Philipp Genschel is a German political scientist. He currently holds the Joint Chair in European Public Policy at the Robert Schuman Centre for Advanced Studies and the Department of Political and Social Sciences of the European University Institute in Florence, Italy. Before joining the EUI, he was a professor of political science at Jacobs University Bremen, Germany, and a research associate at the Max-Planck-Institute for the Study of Societies in Cologne, Germany.

Research interest

Philipp Genschel’s work revolves around three broad topics: taxation, European integration and governance theory.
His early research focused on the international political economy of taxation. He asked why taxation is so relatively resilient to international cooperation, analyzed the logic of international tax competition, and reconstructed the evolution of the European and the global tax regime. Jointly with Laura Seelkopf, he has recently compiled a ‘Tax Introduction Dataset’ that lists the date of the first permanent introduction of six major taxes in 220 jurisdictions worldwide, 1750-2018.
In joint work with Markus Jachtenfuchs, Genschel has analyzed the European integration of ‘core state powers’, i.e. of the three key resources of sovereign government: money, coercive power and public administration. They show that the integration of these powers is associated with the institutional fragmentation, territorial differentiation and political segmentation of the EU: ‘more integration, less federation’. Purportedly, this outcome reflects specific features of core state powers including high political salience, and high propensity for zero-sum conflict.

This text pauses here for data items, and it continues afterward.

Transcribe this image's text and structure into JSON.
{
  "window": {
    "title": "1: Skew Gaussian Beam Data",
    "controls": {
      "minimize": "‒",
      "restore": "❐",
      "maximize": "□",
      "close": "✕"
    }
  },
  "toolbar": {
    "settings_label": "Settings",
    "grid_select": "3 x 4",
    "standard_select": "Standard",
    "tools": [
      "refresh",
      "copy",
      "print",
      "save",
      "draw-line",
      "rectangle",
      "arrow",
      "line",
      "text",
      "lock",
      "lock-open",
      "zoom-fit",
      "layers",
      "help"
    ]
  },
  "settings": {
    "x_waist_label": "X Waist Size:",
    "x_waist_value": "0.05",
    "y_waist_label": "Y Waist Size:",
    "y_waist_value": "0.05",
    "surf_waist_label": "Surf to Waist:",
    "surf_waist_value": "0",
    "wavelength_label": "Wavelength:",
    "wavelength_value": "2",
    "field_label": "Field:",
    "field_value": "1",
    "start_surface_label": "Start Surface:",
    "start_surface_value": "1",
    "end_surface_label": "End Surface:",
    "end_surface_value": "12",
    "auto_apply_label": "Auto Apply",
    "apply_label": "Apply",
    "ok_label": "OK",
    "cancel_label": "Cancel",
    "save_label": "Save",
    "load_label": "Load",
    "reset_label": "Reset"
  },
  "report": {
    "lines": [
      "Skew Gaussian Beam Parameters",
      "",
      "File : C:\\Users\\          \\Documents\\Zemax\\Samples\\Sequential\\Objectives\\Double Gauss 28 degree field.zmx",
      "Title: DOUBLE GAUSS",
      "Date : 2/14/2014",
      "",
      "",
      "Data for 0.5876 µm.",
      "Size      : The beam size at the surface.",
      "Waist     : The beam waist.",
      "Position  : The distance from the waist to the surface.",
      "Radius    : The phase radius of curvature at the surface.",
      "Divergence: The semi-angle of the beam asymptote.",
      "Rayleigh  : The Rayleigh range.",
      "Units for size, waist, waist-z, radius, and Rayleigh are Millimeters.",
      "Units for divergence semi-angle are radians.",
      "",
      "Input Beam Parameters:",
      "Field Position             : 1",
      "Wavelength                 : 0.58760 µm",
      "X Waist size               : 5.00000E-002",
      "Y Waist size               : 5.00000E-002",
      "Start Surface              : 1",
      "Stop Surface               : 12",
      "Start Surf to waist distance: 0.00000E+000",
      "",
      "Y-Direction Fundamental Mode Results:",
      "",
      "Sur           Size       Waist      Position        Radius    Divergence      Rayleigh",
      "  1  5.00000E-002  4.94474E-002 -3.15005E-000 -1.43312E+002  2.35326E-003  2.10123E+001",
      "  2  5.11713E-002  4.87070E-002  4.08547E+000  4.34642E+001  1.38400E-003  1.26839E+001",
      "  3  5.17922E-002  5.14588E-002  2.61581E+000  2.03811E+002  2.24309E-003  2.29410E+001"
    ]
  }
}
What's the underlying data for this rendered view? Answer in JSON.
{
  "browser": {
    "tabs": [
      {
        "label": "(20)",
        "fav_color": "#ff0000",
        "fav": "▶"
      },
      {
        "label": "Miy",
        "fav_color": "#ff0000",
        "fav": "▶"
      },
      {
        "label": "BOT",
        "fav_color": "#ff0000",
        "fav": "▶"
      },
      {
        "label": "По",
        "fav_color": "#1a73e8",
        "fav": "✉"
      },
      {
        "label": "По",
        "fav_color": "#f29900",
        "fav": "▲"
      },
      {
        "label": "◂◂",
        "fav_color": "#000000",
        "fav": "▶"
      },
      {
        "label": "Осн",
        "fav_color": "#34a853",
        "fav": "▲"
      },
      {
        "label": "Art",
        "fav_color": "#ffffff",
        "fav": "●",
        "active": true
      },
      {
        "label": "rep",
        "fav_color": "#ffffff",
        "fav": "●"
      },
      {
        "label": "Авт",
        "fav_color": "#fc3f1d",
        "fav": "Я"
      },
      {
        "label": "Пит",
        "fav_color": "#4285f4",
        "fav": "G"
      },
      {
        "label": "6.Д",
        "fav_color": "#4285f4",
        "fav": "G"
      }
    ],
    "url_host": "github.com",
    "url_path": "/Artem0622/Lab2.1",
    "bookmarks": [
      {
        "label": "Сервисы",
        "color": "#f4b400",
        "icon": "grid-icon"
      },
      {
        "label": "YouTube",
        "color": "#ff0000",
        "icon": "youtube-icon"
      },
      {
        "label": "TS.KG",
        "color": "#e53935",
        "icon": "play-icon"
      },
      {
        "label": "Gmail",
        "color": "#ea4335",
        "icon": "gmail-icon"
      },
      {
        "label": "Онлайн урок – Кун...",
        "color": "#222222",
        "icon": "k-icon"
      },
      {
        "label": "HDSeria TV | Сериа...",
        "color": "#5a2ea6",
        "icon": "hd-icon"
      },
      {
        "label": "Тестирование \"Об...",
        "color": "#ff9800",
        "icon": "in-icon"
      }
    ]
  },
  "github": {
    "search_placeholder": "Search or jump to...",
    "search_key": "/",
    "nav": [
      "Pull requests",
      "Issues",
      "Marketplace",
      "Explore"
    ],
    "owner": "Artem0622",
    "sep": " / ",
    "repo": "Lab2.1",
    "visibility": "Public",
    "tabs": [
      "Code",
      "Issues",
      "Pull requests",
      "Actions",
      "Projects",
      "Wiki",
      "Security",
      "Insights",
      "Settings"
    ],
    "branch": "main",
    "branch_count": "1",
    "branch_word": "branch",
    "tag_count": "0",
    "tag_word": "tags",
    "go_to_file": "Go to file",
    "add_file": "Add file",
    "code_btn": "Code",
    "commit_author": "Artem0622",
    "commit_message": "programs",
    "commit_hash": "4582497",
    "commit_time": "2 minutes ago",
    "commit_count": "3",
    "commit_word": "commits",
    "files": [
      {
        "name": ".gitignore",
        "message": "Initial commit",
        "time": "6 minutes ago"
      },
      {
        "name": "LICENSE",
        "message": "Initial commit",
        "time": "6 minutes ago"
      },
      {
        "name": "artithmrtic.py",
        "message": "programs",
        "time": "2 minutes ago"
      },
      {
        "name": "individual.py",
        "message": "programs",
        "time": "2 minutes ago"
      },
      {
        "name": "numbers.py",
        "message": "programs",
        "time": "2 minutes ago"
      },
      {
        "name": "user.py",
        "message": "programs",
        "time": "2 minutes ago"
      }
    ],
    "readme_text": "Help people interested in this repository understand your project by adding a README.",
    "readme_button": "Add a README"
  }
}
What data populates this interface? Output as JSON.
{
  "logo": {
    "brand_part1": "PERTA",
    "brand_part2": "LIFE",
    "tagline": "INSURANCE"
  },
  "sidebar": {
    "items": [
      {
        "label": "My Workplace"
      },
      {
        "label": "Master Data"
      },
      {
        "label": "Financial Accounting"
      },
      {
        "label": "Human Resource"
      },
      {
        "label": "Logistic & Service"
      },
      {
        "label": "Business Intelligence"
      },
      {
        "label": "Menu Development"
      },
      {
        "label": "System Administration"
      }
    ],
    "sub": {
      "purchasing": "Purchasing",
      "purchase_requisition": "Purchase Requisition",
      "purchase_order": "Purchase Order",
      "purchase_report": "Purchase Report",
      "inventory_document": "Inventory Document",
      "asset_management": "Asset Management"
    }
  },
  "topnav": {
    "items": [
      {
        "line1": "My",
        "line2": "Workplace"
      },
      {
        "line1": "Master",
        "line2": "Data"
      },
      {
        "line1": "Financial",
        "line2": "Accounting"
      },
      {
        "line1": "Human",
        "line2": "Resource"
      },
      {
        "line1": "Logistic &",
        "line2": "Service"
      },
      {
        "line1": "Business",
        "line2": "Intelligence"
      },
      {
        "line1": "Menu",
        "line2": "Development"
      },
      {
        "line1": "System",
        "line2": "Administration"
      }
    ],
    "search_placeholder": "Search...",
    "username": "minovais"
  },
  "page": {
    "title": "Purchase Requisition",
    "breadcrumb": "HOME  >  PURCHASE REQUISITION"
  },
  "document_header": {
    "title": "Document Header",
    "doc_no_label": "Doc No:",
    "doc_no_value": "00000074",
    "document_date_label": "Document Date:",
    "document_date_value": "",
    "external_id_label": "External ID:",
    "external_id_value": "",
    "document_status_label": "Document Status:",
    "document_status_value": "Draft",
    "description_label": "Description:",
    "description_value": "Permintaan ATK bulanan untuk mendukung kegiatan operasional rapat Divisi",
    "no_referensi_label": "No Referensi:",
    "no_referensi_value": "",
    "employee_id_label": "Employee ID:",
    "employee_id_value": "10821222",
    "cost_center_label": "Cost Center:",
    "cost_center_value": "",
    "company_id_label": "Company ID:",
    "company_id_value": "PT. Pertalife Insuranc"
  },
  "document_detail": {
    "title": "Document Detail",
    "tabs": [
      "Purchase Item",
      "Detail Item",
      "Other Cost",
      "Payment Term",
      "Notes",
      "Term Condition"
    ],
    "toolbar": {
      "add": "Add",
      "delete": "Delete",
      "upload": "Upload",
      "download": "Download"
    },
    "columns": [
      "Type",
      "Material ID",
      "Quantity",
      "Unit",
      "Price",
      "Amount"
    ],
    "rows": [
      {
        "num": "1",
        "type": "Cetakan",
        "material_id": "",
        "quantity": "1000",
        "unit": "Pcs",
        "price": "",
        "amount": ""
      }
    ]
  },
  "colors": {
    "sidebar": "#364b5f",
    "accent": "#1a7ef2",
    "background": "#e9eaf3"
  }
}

Together with Kenneth W. Abbott, Duncan Snidal and Bernhard Zangl, Genschel has explored the agency of international organizations. More specifically, they analyzed how IOs ‘orchestrate’ the voluntary cooperation of NGOs, transgovernmental networks and other third parties to leverage their power and gain autonomy from their member state principals. Based on this work, they critically engage with principal-agent theory and compare orchestration to other modes of indirect governance including delegation, cooptation and trusteeship.